I was wondering whether anyone has a proof for this property. I can certainly prove that this quote is not correct without making additional assumptions. Suppose a true population model:

$$y_i = \beta x_i + e_i$$

Now estimate the model:

$$y_i = \beta x_i + \beta_2x_{2i}+e_i$$

Suppose that $x_2$ is in fact caused by $x_1$, or just by fluke they happen to have the following relationship:

$$x_2= -x_1 +u_i$$

Where u_i is some centered random error. Say that the true beta is 1. The bias will be such that the beta will be on average 0.5 or even -0.5. Perhaps the quote only concerns variables that are not correlated with other independent variables? Given this result, isn't it just as bad to add variables that do not belong into the model, as it is leaving out variables that do (bias wise)?

Best Answer

Quick comments:

  1. I don't know where you're pulling .5 from?
  2. If the variation of $u_i$ is small, you basically have a multicollinearity problem: $x_1$ and $x_2$ are for practical purposes almost the same variable.
  3. With $x_1$ and $x_2$ almost the same, what tends to happen when you regress $y$ on $x_1$ and $x_2$ is that the sum of $\beta_1$ and $\beta_2$ will get closer to your true beta of $1$, but individually, the estimates may be crazy! You might have $\beta_1 = 2.25$ and $\beta_2 = -1.24$. The sum is close to the true value of 1, but individually they're way off the true $\beta_1 = 1, \beta_2 = 0$. Furthermore, they will be highly sensitive to small changes in your data. You can simulate this to see. Eg. a small simulation I did:

MATLAB code to generate data:

n = 10000; x1 = randn(n, 1); x2 = x1 + randn(n, 1) * .01; y = x1 + randn(n, 1);

Estimation results:

run 1: b1 = 1.34  b2 = -0.35
run 2: b1 = 2.14  b2 = -1.14
run 3: b1 = .04   b2 = .94

Observe that the sum is always about 1, but that the individual estimates are massively imprecise and vary massively between runs. If noise $u_i$ is sufficiently small, you can't distinguish the explanatory effect of $x_1$ vs. $x_2$.

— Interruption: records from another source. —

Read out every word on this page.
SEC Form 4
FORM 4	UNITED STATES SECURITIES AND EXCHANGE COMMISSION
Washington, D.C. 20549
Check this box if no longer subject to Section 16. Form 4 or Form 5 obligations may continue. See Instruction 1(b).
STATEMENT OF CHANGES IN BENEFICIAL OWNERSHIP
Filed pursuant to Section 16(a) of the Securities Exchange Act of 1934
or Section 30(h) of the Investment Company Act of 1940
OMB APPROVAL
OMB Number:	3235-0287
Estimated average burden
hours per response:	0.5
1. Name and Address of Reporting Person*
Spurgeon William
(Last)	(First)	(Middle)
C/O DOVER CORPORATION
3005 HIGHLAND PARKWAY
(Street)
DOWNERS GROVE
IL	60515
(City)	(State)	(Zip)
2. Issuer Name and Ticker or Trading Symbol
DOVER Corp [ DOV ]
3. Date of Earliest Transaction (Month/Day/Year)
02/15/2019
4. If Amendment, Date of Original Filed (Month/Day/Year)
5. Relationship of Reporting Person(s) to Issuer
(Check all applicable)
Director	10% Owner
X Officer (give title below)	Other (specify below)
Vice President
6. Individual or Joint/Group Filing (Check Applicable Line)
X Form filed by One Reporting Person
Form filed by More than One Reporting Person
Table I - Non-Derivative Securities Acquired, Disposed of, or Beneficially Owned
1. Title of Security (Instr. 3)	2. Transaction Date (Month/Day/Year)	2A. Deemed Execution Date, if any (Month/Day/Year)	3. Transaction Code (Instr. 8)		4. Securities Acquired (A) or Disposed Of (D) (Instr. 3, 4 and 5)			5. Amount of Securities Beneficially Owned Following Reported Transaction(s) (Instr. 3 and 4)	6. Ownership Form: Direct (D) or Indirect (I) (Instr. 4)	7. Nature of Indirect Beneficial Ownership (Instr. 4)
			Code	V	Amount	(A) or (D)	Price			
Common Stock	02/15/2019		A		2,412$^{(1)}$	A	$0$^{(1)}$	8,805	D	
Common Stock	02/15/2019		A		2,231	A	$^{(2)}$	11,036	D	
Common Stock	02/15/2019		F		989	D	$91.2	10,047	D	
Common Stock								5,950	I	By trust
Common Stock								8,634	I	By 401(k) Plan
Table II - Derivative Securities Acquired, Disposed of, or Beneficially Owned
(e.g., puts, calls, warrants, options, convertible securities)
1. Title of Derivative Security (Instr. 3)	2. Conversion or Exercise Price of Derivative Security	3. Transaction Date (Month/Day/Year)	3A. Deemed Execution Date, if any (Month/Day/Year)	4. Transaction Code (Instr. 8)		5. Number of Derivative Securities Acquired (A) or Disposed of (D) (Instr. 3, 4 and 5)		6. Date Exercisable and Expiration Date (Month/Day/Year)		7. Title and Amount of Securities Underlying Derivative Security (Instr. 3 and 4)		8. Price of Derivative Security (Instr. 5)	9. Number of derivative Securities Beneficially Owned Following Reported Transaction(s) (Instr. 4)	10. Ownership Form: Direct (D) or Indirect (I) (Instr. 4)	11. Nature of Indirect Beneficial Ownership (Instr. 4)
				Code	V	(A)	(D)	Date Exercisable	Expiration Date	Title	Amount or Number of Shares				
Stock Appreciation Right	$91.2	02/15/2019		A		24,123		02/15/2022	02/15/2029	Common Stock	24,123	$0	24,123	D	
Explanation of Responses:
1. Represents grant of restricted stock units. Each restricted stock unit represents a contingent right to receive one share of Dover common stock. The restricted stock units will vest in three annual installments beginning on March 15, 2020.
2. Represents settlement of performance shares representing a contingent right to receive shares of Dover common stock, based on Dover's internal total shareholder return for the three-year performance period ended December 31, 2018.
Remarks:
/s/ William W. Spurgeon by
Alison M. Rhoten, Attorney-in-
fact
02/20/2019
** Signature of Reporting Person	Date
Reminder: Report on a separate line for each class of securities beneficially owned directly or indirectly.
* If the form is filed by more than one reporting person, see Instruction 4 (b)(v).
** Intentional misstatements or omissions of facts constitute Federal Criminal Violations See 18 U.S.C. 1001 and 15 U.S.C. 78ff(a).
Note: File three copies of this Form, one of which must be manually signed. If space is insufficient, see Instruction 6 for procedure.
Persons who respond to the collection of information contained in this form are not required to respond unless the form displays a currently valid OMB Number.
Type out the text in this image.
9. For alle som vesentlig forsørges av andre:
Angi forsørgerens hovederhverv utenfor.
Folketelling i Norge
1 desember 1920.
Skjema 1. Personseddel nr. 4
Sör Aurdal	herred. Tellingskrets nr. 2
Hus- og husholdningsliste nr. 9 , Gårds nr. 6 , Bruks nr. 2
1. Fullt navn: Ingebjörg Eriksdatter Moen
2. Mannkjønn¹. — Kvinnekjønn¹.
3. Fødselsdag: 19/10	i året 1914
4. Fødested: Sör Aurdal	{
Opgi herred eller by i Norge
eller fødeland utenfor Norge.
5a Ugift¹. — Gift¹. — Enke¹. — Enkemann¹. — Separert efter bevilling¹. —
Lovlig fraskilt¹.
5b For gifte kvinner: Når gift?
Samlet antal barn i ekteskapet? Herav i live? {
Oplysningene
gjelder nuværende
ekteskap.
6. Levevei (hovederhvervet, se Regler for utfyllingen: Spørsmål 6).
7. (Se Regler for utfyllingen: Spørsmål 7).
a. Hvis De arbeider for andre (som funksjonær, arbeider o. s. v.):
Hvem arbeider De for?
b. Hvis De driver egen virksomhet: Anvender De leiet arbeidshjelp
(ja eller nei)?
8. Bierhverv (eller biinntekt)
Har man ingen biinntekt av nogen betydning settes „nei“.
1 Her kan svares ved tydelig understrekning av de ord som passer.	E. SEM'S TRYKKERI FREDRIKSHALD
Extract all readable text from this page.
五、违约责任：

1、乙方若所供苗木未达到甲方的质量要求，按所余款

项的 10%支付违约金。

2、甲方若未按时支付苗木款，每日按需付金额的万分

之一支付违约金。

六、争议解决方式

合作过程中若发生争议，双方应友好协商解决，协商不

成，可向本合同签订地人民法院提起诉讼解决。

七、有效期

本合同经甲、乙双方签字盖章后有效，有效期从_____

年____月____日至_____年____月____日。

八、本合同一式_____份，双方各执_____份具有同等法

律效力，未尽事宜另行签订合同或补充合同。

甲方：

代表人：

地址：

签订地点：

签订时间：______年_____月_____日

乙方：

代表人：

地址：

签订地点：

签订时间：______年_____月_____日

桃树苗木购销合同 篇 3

Furthermore, you get results that aren't statistically significant! On the other hand, if you drop the $x_2$ variable, the t-stat shoots up to like 100.

Now let's increase $n$ to 10 million.

run 1: b1 = .98   b2 = .018
run 2: b1 = .97   b2 = .023
run 3: b1 = 1.02  b2 = -.018

Eventually you can get n large enough to distinguish $x_1$ from $x_2$ in this setup, but $n$ needs to be obscenely large.